CONAKRY: Four people have died of Ebola in Guinea in the first resurgence of the disease in five years, the country's health minister said Saturday.
Remy Lamah told AFP officials were "really concerned" about the deaths, the first since a 2013-2016 epidemic -- which began in Guinea -- left 11,300 dead across the region.
One of the latest victims in Guinea was a nurse who fell ill in late January and was buried on February 1, National Health Security Agency head Sakoba Keita told local media.
"Among those who took part in the burial, eight people showed symptoms: diarrhoea, vomiting and bleeding," he said.
"Three of them died and four others are in hospital."
The four deaths from Ebola hemorrhagic fever occurred in the southeast region of Nzerekore, he said.
Keita also told local media that one patient had "escaped" but had been found and hospitalised in the capital Conakry.

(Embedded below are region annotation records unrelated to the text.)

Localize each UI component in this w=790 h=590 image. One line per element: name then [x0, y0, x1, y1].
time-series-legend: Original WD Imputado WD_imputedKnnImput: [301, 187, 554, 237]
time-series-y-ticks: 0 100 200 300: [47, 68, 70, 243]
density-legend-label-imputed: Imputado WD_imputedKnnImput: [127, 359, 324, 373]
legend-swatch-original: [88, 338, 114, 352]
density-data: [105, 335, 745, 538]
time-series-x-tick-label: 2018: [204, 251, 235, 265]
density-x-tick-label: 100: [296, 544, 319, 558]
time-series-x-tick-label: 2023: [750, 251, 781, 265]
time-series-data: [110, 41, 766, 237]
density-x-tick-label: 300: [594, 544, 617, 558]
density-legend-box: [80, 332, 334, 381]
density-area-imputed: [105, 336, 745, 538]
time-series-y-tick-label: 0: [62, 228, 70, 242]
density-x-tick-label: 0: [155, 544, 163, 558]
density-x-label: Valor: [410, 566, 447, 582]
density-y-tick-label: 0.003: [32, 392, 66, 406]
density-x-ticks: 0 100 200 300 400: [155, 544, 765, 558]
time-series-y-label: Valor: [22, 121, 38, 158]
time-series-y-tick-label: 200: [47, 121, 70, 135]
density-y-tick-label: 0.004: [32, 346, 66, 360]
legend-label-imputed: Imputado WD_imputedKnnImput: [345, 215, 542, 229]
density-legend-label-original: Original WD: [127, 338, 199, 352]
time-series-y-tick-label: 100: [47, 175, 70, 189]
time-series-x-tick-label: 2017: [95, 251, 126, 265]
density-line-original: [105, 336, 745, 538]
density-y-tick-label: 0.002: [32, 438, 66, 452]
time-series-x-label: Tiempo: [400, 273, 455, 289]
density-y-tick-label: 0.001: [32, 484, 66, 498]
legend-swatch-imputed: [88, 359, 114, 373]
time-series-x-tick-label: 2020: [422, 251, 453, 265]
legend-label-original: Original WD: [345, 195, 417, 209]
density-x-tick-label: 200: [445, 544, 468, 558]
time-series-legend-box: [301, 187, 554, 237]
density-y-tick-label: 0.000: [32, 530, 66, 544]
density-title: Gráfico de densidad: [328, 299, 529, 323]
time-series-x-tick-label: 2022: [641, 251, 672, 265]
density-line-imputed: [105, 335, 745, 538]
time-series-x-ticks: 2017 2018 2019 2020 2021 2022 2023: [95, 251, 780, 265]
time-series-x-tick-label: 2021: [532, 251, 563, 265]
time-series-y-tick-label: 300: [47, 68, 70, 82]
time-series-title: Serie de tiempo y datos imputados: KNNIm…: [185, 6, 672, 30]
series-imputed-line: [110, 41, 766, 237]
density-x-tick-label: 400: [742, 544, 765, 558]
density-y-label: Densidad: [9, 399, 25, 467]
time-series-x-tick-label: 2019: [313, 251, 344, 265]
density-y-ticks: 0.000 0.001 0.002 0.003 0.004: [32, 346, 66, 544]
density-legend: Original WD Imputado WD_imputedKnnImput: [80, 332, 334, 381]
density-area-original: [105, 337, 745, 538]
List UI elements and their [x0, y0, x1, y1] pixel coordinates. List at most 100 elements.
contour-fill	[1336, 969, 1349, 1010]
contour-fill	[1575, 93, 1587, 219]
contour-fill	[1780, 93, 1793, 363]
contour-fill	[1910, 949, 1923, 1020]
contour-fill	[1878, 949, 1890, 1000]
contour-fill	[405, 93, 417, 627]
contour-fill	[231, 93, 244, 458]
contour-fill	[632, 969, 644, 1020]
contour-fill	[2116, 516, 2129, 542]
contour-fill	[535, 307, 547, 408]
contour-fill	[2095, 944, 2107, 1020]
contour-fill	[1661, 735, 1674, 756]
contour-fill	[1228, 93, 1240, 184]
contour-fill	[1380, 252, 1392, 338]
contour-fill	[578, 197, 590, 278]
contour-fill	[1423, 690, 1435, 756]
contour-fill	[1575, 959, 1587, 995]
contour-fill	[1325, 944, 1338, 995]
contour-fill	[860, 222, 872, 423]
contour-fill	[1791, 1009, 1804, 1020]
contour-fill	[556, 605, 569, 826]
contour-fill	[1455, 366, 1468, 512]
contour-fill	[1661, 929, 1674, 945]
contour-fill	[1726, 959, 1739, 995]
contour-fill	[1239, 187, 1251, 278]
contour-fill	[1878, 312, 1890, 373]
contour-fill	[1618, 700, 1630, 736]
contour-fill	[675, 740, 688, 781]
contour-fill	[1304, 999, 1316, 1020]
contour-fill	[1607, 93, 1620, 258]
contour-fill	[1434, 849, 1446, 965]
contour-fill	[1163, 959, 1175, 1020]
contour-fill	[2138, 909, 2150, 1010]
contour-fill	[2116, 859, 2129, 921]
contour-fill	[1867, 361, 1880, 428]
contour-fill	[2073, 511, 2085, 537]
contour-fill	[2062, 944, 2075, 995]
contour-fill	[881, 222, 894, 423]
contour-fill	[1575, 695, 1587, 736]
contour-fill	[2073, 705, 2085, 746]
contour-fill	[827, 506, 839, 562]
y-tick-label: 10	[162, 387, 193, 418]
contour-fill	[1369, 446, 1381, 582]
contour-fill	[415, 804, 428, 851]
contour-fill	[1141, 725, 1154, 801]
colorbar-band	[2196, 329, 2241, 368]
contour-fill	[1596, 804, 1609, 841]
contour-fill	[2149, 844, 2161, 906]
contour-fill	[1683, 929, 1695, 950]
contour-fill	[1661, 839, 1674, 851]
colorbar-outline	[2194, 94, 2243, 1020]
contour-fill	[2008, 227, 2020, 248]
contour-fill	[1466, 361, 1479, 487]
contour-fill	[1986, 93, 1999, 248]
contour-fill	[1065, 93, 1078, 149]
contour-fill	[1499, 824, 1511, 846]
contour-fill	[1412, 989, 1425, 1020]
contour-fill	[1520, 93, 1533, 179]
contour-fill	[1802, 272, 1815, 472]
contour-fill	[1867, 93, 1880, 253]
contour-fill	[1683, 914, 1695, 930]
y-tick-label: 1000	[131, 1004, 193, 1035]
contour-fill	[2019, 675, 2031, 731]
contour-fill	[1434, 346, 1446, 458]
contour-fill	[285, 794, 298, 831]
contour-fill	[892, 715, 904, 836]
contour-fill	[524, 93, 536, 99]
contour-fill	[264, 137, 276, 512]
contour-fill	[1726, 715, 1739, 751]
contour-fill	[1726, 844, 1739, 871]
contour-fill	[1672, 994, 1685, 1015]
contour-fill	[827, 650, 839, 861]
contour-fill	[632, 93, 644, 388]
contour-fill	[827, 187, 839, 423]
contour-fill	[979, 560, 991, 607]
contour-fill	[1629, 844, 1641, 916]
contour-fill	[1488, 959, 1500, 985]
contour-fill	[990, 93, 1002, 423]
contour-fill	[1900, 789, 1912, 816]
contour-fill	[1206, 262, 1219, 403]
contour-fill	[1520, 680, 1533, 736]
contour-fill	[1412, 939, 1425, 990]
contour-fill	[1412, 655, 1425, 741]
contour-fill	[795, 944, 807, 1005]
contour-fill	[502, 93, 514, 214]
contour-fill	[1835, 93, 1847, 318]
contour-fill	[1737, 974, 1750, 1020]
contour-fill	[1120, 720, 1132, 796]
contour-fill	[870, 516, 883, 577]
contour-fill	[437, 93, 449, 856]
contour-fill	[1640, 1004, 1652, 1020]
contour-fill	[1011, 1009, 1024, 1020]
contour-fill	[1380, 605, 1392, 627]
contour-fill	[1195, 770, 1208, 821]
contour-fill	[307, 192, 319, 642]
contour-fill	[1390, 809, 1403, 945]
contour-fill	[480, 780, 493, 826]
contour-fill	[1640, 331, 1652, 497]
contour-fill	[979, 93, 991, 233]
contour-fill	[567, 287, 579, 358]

He confirmed the comments to AFP without giving further detail.
The World Health Organization has eyed each new outbreak since 2016 with great concern, treating the most recent one in the Democratic Republic of Congo as an international health emergency.
Early Sunday, WHO chief Tedros Adhanom Ghebreyesus tweeted that the UN health agency had been informed of two suspected cases of the deadly disease in Guinea.
"Confirmatory testing underway," the tweet said, adding that WHO's regional and country offices were "supporting readiness and response efforts."
DR Congo has faced several outbreaks of the illness, with the WHO on Thursday confirming a resurgence three months after authorities declared the end of the country's latest outbreak.
The country had declared that the six-month epidemic over in November. It was the country's eleventh Ebola outbreak, claiming 55 lives out of 130 cases.
The widespread use of vaccinations, which were administered to more than 40,000 people, helped curb the disease.
The 2013-2016 outbreak sped up the development of a vaccine against Ebola, with a global emergency stockpile of 500,000 doses planned to respond quickly to future outbreaks, the vaccine alliance Gavi said in January.